Birlikte seçilen ürünler göz zevkiniz, kullanışınız ve rahatınız için
gereklidir. Tabii rahatı ararken, modernizmin getirdiği ürünlerin yanı sıra
eskilerin kullandığı ürünlere de değer veriyor, mekanlarımızda bulunmasını
tercih ediyoruz. Epeydir tek bir akımından, yani sadece herhangi bir
"izm"in geçerliliğinden bahsetmek doğru olmaz.
Bunun yanı sıra, şu anda artık
kullanılmayan, yöresel o kadar ilginç ürünler var ki, "Bu da ne işe
yarardı?" diye incelediğimizde "eskilerin" ileri mantığına
hayran kalmamak elde değil. O nedenle tasarımlarda eski ve yeninin sentezine
gidebilmek çok heyecan verici oluyor. Örneğin, 17. yüzyıldan kalma bir
binanın içine minimalist bir etki verebilmek ya da modern bir yapıda bir bölümün
ortaçağ dekoruyla döşenmesi gibi. Avrupa'da eski görkemli binaların modern
sanatlar müzelerine, sergi alanlarına dönüştürülmesindeki ince ayrıntılar
çok etkileyici. Mekanın tarzıyla objelerin tarzı birbirlerine zıt da
olabilir. Kimi tamamen farklı tarzdaki objeleri yan yana çok hoş bir şekilde
kullanabiliyorsunuz. Zevkle ve bilinçli çözümlendiğinde bir
"patchwork" çalışması gibi de durmuyor.
Eskiler Bizi Çok Etkiliyor
Teknoloji... Basit bir kuram ya da mantık silsilesiyle başlayan, zaman içindeki
gelişimlerle değişerek bugün artık hayatımızı yönlendiren hızlı bir
ilerleme. Bununla beraber yaşamımızın akışını tamamen onun yönetimine
vermek strese davettir. Sırasında ondan uzaklaşmayı başarabilmek ise
bedenimize, ruhumuza huzur getirir. Verimli olabilmek için, tıpkı mekanımızı
gereksiz eşyalardan kurtarmak gibi, beynimizi de gereksiz stresten, düşüncelerden
arındırmak lazımdır. Bu sayede kafanızda ve ajandanızda oluşan boşluğu
hayal gücünüzle, yeni ve yaratıcı fikirlerle ve sevgiyle doldurabilirsiniz.

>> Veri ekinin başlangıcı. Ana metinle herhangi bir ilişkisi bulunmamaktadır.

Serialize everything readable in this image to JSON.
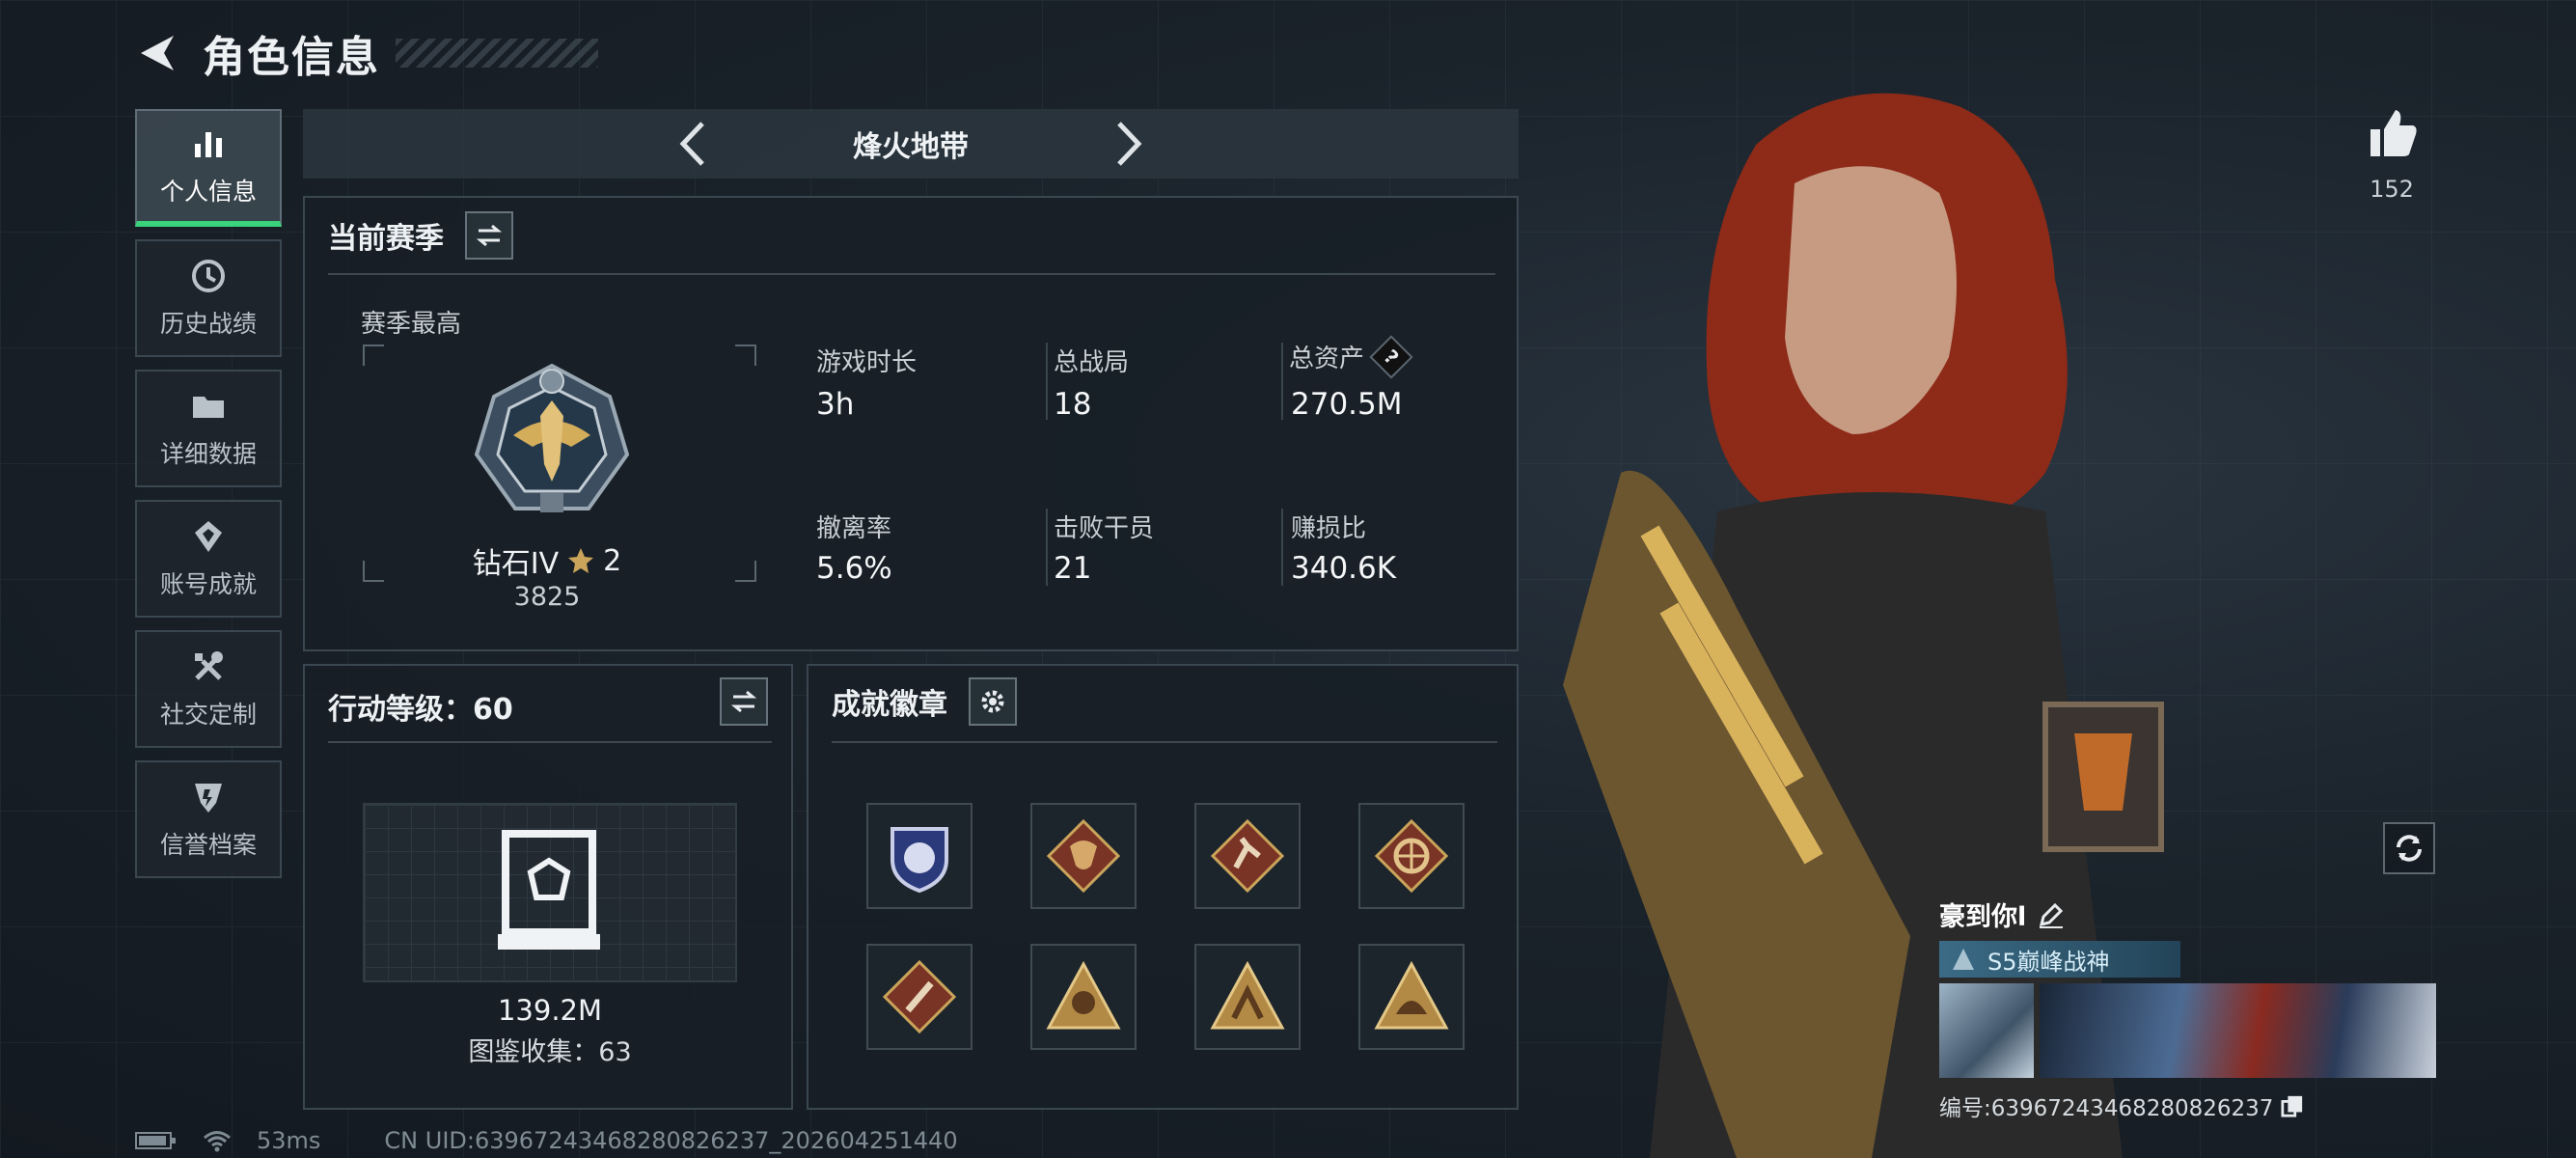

Eskilerin yaşamları, evleri, kullandıkları ürünler, zevkleri, giyimleri, müzikleri
bizleri etkiliyor. Çok eskilere gitmeyelim, 70-80'li yılların müziğini
duyduğumuzda özlemle içimiz geçiyor. Aynı şekilde bir rönesans ya da
barok müziğini dinlemekten de hoşlanıyoruz. Ortaçağ şatolarını,
kalelerini gezmek, mobilyalarını incelemek, tablo gibi duran eşsiz duvar halılarının
önünde o dönemi hayal etmekten müthiş bir zevk alıyoruz.
Fransız devriminin hazırlandığı
restoranlar tarih kokuyor, heyecan duyuyorsunuz. Mimar Sinan'ın veya
Michelangelo'nun muhteşem yapıtlarının içinde gezerken, ürettiklerini gördüğünüzde
"Bir yaşama bütün bunlar nasıl sığdırılmış?" diye düşünmekten
kendinizi alamıyorsunuz. Daha eskilerdeki şehircilik anlayışını ve
uygulamalarını gördükçe bugün ülkemizde var olan kültür mirasından
yeterince faydalanamadığımız kendi şehirlerimizdeki mutsuzluğumuz ne yazık
ki gitgide artıyor. İşte bu nedenle şehirlerden kaçış var.